Has it been that long? I have been working with Joseph in varying roles for the past decade or more, while teaching and making pictures.  In the past year, I took on the role of directing the gallery after organizing the group exhibition, Living Arrangements.

 

We have a lot of interest in American work from the 1970’s, but certainly we are involved with all eras and types of photographs.  Joseph and I are planning for an exhibition on the altered photograph, a show that will feature many women photographers from the seventies and eighties.   I will be working with Joseph to bring in new photographers to the gallery’s roster; we recently added the early work of Sage Sohier – whose pictures are a knockout, as well as building up our presence at additional art fairs. 

 

Most immediately we will be organizing a group themed exhibition about trees and a solo show by Wayne Gudmundson; a really wonderful group of pictures made in the French countryside.  Both shows open November 7th with a reception for the artists from 6-8pm.

 

Are your own photographs influenced by working at the gallery?

Working with the photographers and the photographs that the gallery represents provides a dialog; a connection that is a crucial aspect to the process of picture making.  Knowing that others have looked and seen similar things that interest me as a photographer helps reaffirm that certain things are worth looking at.  When the world is seen with a high level of concentration and order, it is a learning experience.  Having the opportunity to surround myself with the work of gallery artists like Gregory Conniff, Arnold Kramer, Grant Mudford and Bevan Davies; something is going to rub off.

 

My work has changed a lot since I started working for Joseph.  He was one of the first people I met when I moved to San Diego from Boston.  I walked into his gallery totally amazed by the amount of pictures and books available and I thought: I need to be here continuing my education beyond the classroom.  It is a totally different experience seeing a photograph hanging on a wall in a museum as opposed to holding it in one’s hand, and a different kind of history to be learned too.  I was coming from Boston - the whole California living has snuck in and influenced me, as well as its rich histories of image making.

 

 

What is the most rewarding part of working in San Diego?

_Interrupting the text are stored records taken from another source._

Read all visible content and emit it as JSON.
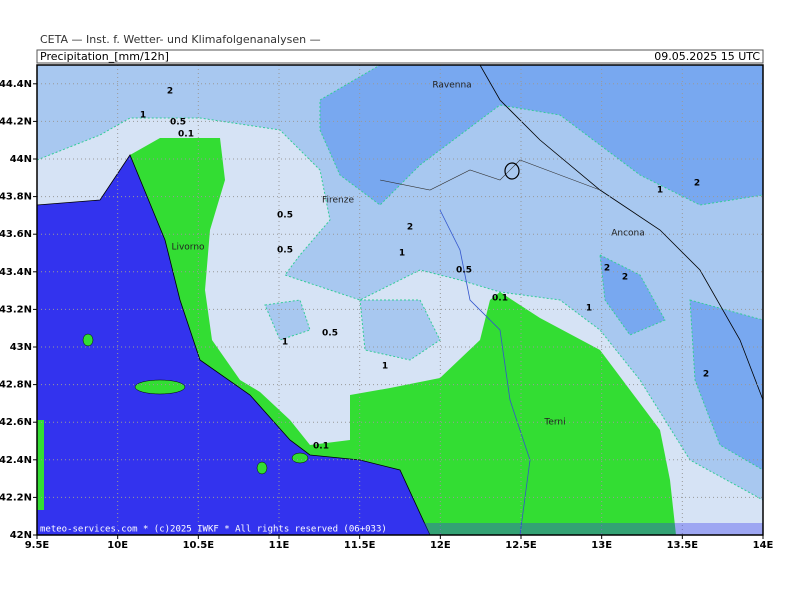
{
  "header": {
    "institute": "CETA — Inst. f. Wetter- und Klimafolgenanalysen —",
    "product": "Precipitation_[mm/12h]",
    "valid_time": "09.05.2025 15 UTC"
  },
  "map": {
    "lon_range": [
      9.5,
      14
    ],
    "lat_range": [
      42,
      44.5
    ],
    "lon_ticks": [
      {
        "value": 9.5,
        "label": "9.5E"
      },
      {
        "value": 10,
        "label": "10E"
      },
      {
        "value": 10.5,
        "label": "10.5E"
      },
      {
        "value": 11,
        "label": "11E"
      },
      {
        "value": 11.5,
        "label": "11.5E"
      },
      {
        "value": 12,
        "label": "12E"
      },
      {
        "value": 12.5,
        "label": "12.5E"
      },
      {
        "value": 13,
        "label": "13E"
      },
      {
        "value": 13.5,
        "label": "13.5E"
      },
      {
        "value": 14,
        "label": "14E"
      }
    ],
    "lat_ticks": [
      {
        "value": 42,
        "label": "42N"
      },
      {
        "value": 42.2,
        "label": "42.2N"
      },
      {
        "value": 42.4,
        "label": "42.4N"
      },
      {
        "value": 42.6,
        "label": "42.6N"
      },
      {
        "value": 42.8,
        "label": "42.8N"
      },
      {
        "value": 43,
        "label": "43N"
      },
      {
        "value": 43.2,
        "label": "43.2N"
      },
      {
        "value": 43.4,
        "label": "43.4N"
      },
      {
        "value": 43.6,
        "label": "43.6N"
      },
      {
        "value": 43.8,
        "label": "43.8N"
      },
      {
        "value": 44,
        "label": "44N"
      },
      {
        "value": 44.2,
        "label": "44.2N"
      },
      {
        "value": 44.4,
        "label": "44.4N"
      }
    ],
    "cities": [
      "Ravenna",
      "Firenze",
      "Livorno",
      "Ancona",
      "Terni"
    ],
    "contour_labels": [
      "2",
      "1",
      "0.5",
      "0.1",
      "0.5",
      "0.5",
      "1",
      "0.5",
      "1",
      "2",
      "1",
      "0.5",
      "0.1",
      "1",
      "2",
      "2",
      "2",
      "1",
      "2",
      "0.1"
    ],
    "footer": "meteo-services.com * (c)2025 IWKF * All rights reserved (06+033)"
  }
}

It is a great climate, San Diego has a strong history of supporting photographic practice both locally and nationally and it continues to grow with the energies of those who give, in one form or another, to the medium.   There is great potential here and enthusiastic individuals who are shaping the local photography scene on many levels.

 

There are also really strong local photographers, many who have been at it for decades, whom I have great respect for, and who have laid a solid footing for the medium to grow locally.

 

As a gallery director I am just trying to be part of that continuum through organizing exhibitions, giving the community a place to see and learn about pictures in a context that believes in the value of photography and the object-hood of its practice.  Creating an environment that is engaged in the subtle aspects of the photograph as an object, not just a visual language, but also a thing onto itself – a print.  Some thing that one can collect, live with and be nourished by in their individual life.

 

As a photographer, I am rewarded by the southern California light, and a rich and complex region to describe.